Nello studio da lei dedicato al più devastante fenomeno politico del ‘900, il totalitarismo, non ebbe riguardo ad abbinare in questa categoria nazismo e stalinismo, che invece erano ritenuti opposti dalla maggioranza (Le origini del totalitarismo, 1951, completato poi nel 1966). Il totalitarismo a suo parere non era solo un regime più autoritario e più violento di altri, ma un sistema che intendeva invadere e controllare tutte le sfere della politica, del mondo sociale, della cultura, del tempo libero, anche della famiglia, persino la sfera intima e privata di ogni singolo. Il suo obiettivo fondamentale, interpretato come missione religiosa assoluta, era giungere ad una umanità totalmente nuova, utilizzando una politica del terrore all’interno e una politica estera tesa all’aggressione di altri popoli fino ad un dominio mondiale. Fondamentale di ogni totalitarismo è una narrazione forzata che cambia totalmente la visione del mondo delle masse, modificando la loro percezione della realtà, investendola di continuo di slogan, di messaggi, terremotando la loro percezione quotidiana. Si facevano vivere le persone, scrive la Arendt, “in un condizionamento a causa del quale essi percepiscono la realtà non più come la somma totale di fatti duri e inevitabili, bensì come un agglomerato di eventi e parole in costante mutamento, nel quale oggi può essere vero ciò che domani è già falso”. Un’affermazione che sembra riferita ai nostri giorni.

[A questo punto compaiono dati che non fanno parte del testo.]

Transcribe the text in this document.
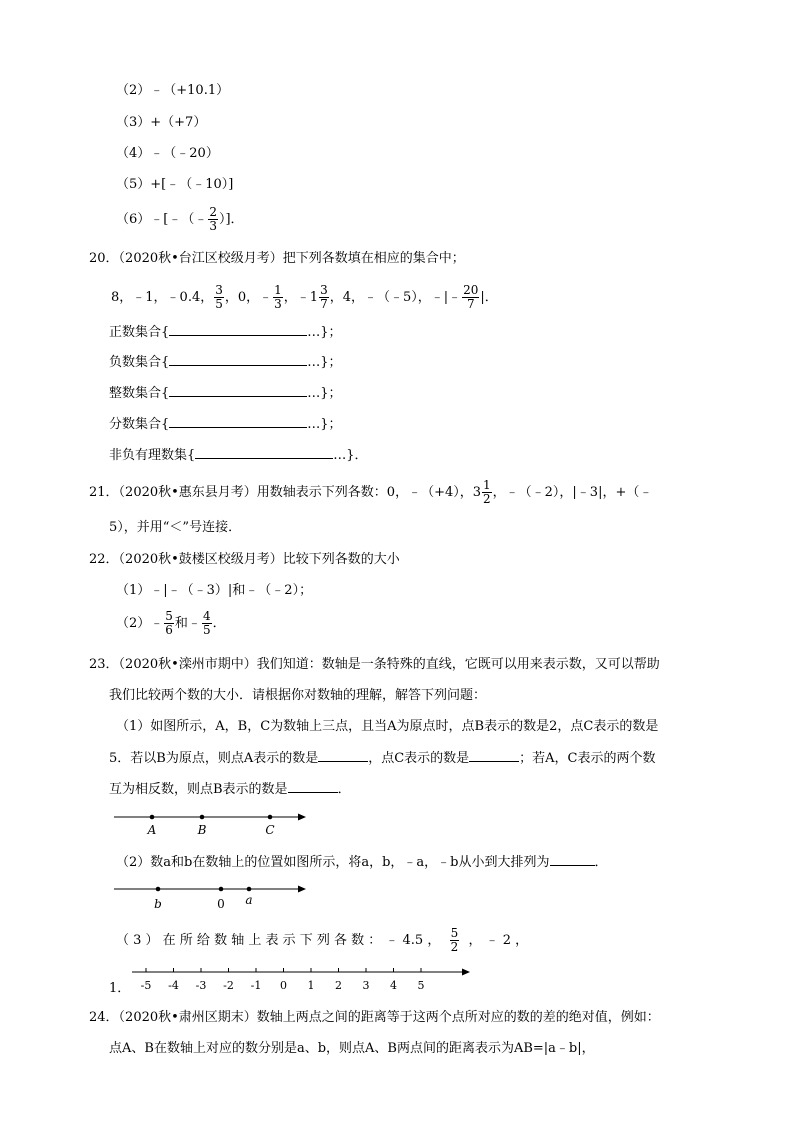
（2）﹣（+10.1）
（3）+（+7）
（4）﹣（﹣20）
（5）+[﹣（﹣10）]
（6）﹣[﹣（﹣ $\frac{2}{3}$ ）]．
20．（2020秋•台江区校级月考）把下列各数填在相应的集合中；
8，﹣1，﹣0.4， $\frac{3}{5}$ ，0，﹣ $\frac{1}{3}$ ，﹣1 $\frac{3}{7}$ ，4，﹣（﹣5），﹣|﹣ $\frac{20}{7}$ |．
正数集合{	…}；
负数集合{	…}；
整数集合{	…}；
分数集合{	…}；
非负有理数集{	…}．
21．（2020秋•惠东县月考）用数轴表示下列各数：0，﹣（+4），$3 \frac{1}{2}$ ，﹣（﹣2），|﹣3|，+（﹣
5），并用“＜”号连接．
22．（2020秋•鼓楼区校级月考）比较下列各数的大小
（1）﹣|﹣（﹣3）|和﹣（﹣2）；
（2）﹣ $\frac{5}{6}$ 和﹣ $\frac{4}{5}$ ．
23．（2020秋•滦州市期中）我们知道：数轴是一条特殊的直线，它既可以用来表示数，又可以帮助
我们比较两个数的大小．请根据你对数轴的理解，解答下列问题：
（1）如图所示，A，B，C为数轴上三点，且当A为原点时，点B表示的数是2，点C表示的数是
5．若以B为原点，则点A表示的数是	，点C表示的数是	；若A，C表示的两个数
互为相反数，则点B表示的数是	．
A	B	C
（2）数a和b在数轴上的位置如图所示，将a，b，﹣a，﹣b从小到大排列为	．
b	0 a
（ 3 ） 在 所 给 数 轴 上 表 示 下 列 各 数 ： ﹣ 4.5 ， $\frac{5}{2}$ ， ﹣ 2 ，
1． -5 -4 -3 -2 -1 0 1 2 3 4 5
24．（2020秋•肃州区期末）数轴上两点之间的距离等于这两个点所对应的数的差的绝对值，例如：
点A、B在数轴上对应的数分别是a、b，则点A、B两点间的距离表示为AB=|a﹣b|，
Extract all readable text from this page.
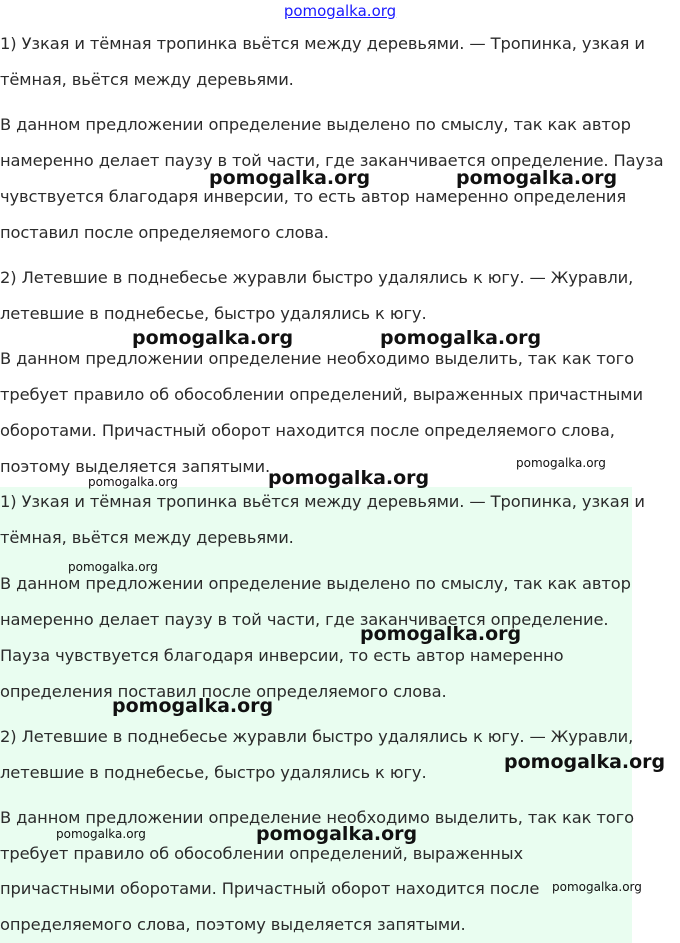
pomogalka.org

1) Узкая и тёмная тропинка вьётся между деревьями. — Тропинка, узкая и

тёмная, вьётся между деревьями.

В данном предложении определение выделено по смыслу, так как автор

намеренно делает паузу в той части, где заканчивается определение. Пауза

чувствуется благодаря инверсии, то есть автор намеренно определения

поставил после определяемого слова.

2) Летевшие в поднебесье журавли быстро удалялись к югу. — Журавли,

летевшие в поднебесье, быстро удалялись к югу.

В данном предложении определение необходимо выделить, так как того

требует правило об обособлении определений, выраженных причастными

оборотами. Причастный оборот находится после определяемого слова,

поэтому выделяется запятыми.

1) Узкая и тёмная тропинка вьётся между деревьями. — Тропинка, узкая и

тёмная, вьётся между деревьями.

В данном предложении определение выделено по смыслу, так как автор

намеренно делает паузу в той части, где заканчивается определение.

Пауза чувствуется благодаря инверсии, то есть автор намеренно

определения поставил после определяемого слова.

2) Летевшие в поднебесье журавли быстро удалялись к югу. — Журавли,

летевшие в поднебесье, быстро удалялись к югу.

В данном предложении определение необходимо выделить, так как того

требует правило об обособлении определений, выраженных

причастными оборотами. Причастный оборот находится после

определяемого слова, поэтому выделяется запятыми.

pomogalka.org	pomogalka.org
pomogalka.org	pomogalka.org
pomogalka.org
pomogalka.org
pomogalka.org
pomogalka.org
pomogalka.org
pomogalka.org
pomogalka.org
pomogalka.org	pomogalka.org
pomogalka.org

Per la Arendt tutto ciò era inaccettabile, inconcepibile e insostenibile: “non l’Uomo ma gli uomini abitano questo pianeta. La pluralità è la legge della terra”. Al centro del suo pensiero si collocava la pluralità umana. Chi perseguiva l’esaltazione dell’Uomo, come se esistesse una essenza umana universale magari incarnata in un popolo o in una religione, che prescinde dai singoli, può giungere a ritenere irrilevanti “gli uomini” con le loro differenze, che nel progetto totalitario devono divenire completamente manipolabili. Questa donna coraggiosa e acutissima difendeva ogni forma di pluralismo, che prevedeva il confronto aperto, l’inclusione dell’altro, anche dell’estraneo, dello straniero, del diverso. L’altro, la relazione, ci costituisce.

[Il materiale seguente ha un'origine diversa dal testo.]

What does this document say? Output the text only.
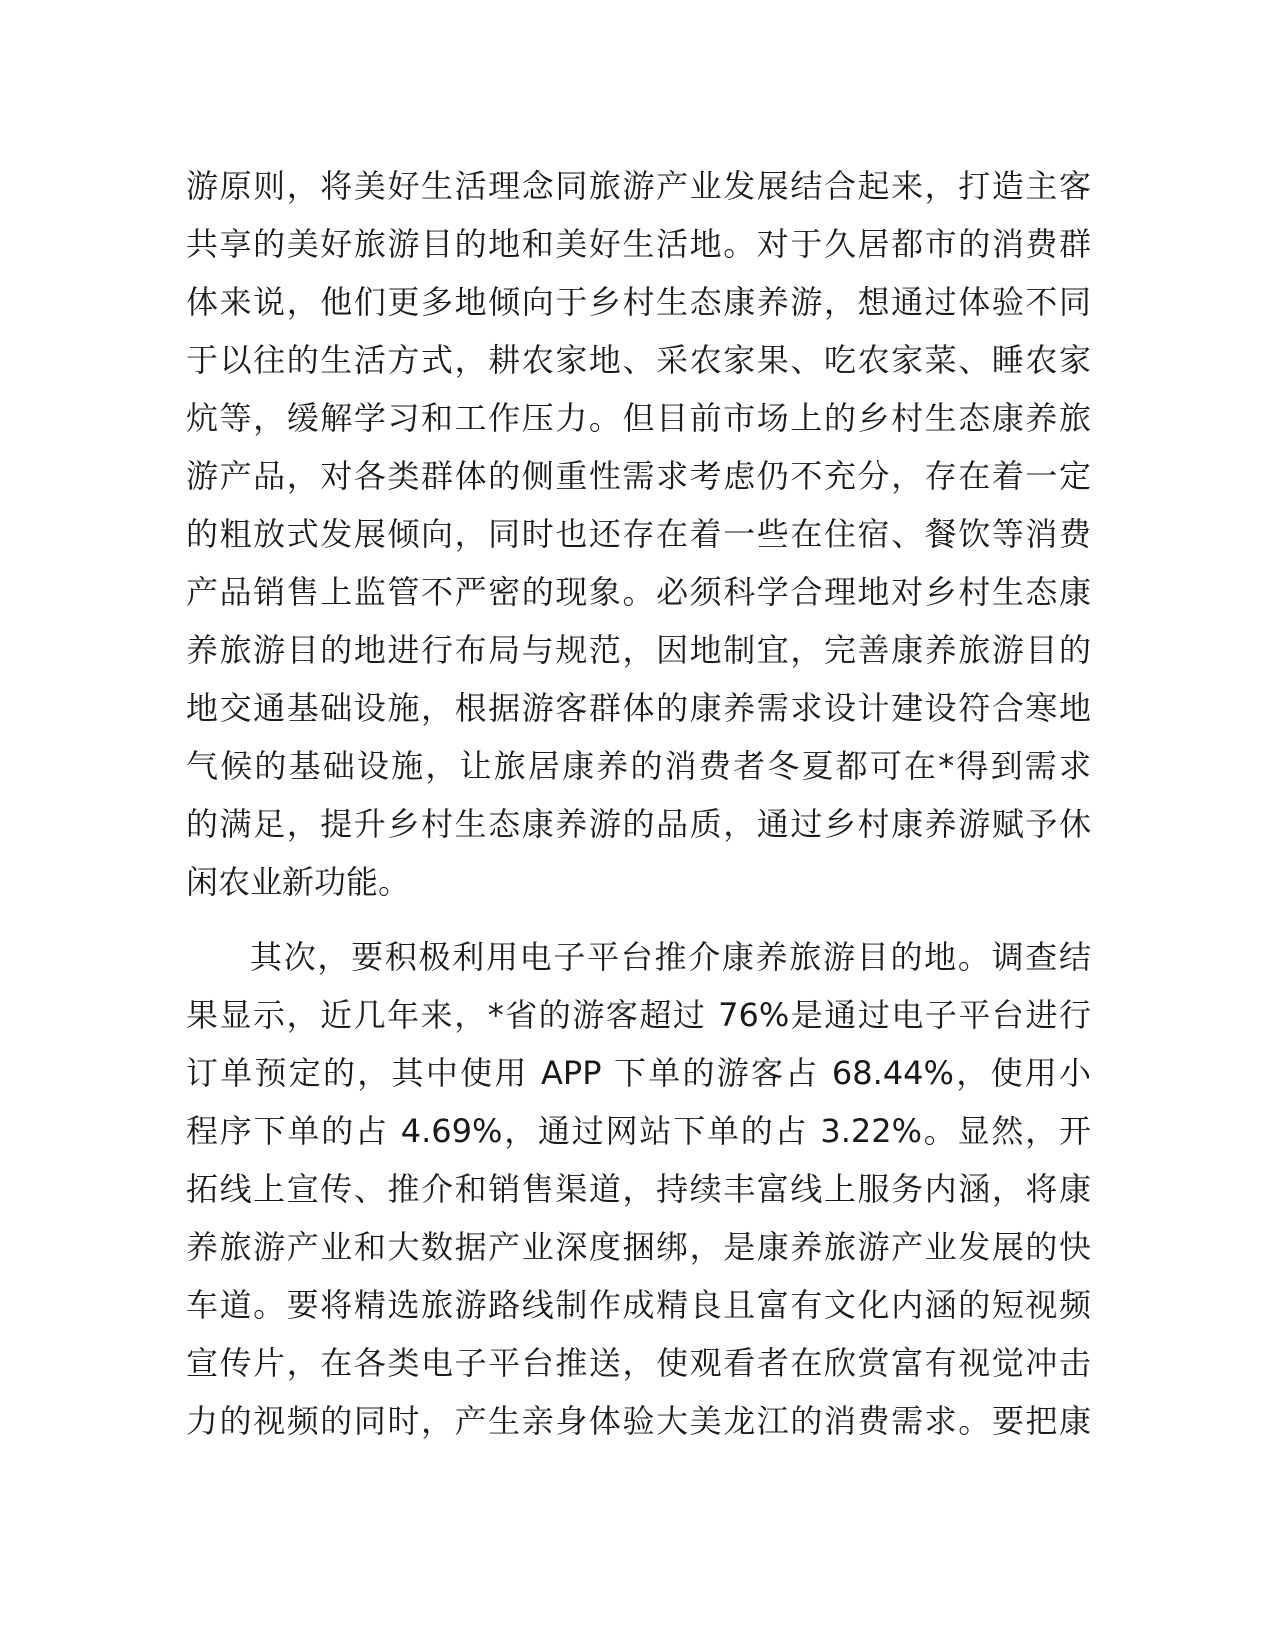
游原则，将美好生活理念同旅游产业发展结合起来，打造主客
共享的美好旅游目的地和美好生活地。对于久居都市的消费群
体来说，他们更多地倾向于乡村生态康养游，想通过体验不同
于以往的生活方式，耕农家地、采农家果、吃农家菜、睡农家
炕等，缓解学习和工作压力。但目前市场上的乡村生态康养旅
游产品，对各类群体的侧重性需求考虑仍不充分，存在着一定
的粗放式发展倾向，同时也还存在着一些在住宿、餐饮等消费
产品销售上监管不严密的现象。必须科学合理地对乡村生态康
养旅游目的地进行布局与规范，因地制宜，完善康养旅游目的
地交通基础设施，根据游客群体的康养需求设计建设符合寒地
气候的基础设施，让旅居康养的消费者冬夏都可在*得到需求
的满足，提升乡村生态康养游的品质，通过乡村康养游赋予休
闲农业新功能。
其次，要积极利用电子平台推介康养旅游目的地。调查结
果显示，近几年来，*省的游客超过 76%是通过电子平台进行
订单预定的，其中使用 APP 下单的游客占 68.44%，使用小
程序下单的占 4.69%，通过网站下单的占 3.22%。显然，开
拓线上宣传、推介和销售渠道，持续丰富线上服务内涵，将康
养旅游产业和大数据产业深度捆绑，是康养旅游产业发展的快
车道。要将精选旅游路线制作成精良且富有文化内涵的短视频
宣传片，在各类电子平台推送，使观看者在欣赏富有视觉冲击
力的视频的同时，产生亲身体验大美龙江的消费需求。要把康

Questo dovrebbe essere l’impegno etico per tutti. Come ebbe a scrivere Marco Ceruti in una intervista: “la stessa Arendt, sulla scia del maestro Karl Jaspers, dopo gli orrori dell’Olocausto, faceva appello a una “colpa metafisica” di tutti in quanto appartenenti al genere umano e, pertanto, parimenti corresponsabili del male compiuto dall’umanità, a prescindere dall’appartenenza nazionale o etnica specifica di chi perpetra direttamente questo male”. Rispetto assoluto dell’individuo, dunque, la cui nascita va intesa come origine del mondo. Non si possono calpestare i singoli per salvare o difendere un popolo, una religione, un’utopia politica.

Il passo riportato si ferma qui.